Montag, 10. Dezember 2012

Ko-Kabine

Bienvenue, welcome, beim Blog aus dem Inneren der Dolmetscherkabine. Meistens stelle ich meine Einträge am Übersetzerschreibtisch fertig. Ich arbeite in den Bereichen Politik, Wirtschaft, Kultur und Soziales. Dabei ist es wichtig, die jeweiligen Fachtermini zu kennen.

Auch unser Beruf hat seinen Fachjargon. So kam es zu einem lustigen Verhörer mit Folgen ...

Die Kollegin, mit der ich im "Kaschtl" für die französische Sprache sitze, ist meine "Ko-Kabine" ... wie "Kopilot" oder colocataire für "Mitbewohner".

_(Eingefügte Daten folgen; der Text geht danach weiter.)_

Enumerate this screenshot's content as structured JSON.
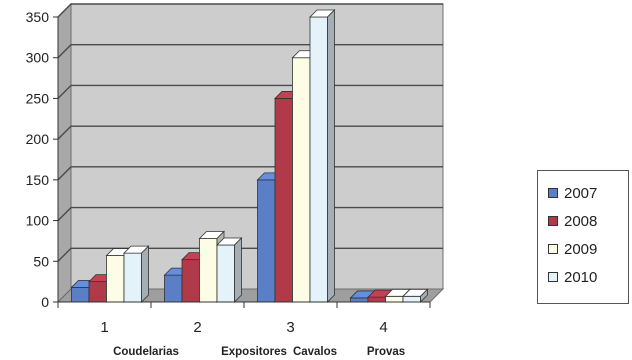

Kinderhandschrift: Spion ausrüstung 2. Fehrngläser, 4. Wokki Tokis, 3. Taschenmesser, 1. Lupe
Jeder Beruf hat seinen spezifischen Jargon
Ein freundlicher Dolmetschkunde, der als Teil einer Gruppe von uns eine Woche lang auf einer Fortbildung 'beschallt' wurde, hat das Wort nicht richtig verstanden. Und so brach ganz schnell ein Flirt ab, der eindeutig vielversprechend begonnen hatte.
Er hatte nämlich nicht "Ko-Kabine", sondern "Konkubine" verstanden.
Mehr sage ich jetzt nicht ... discrétion oblige.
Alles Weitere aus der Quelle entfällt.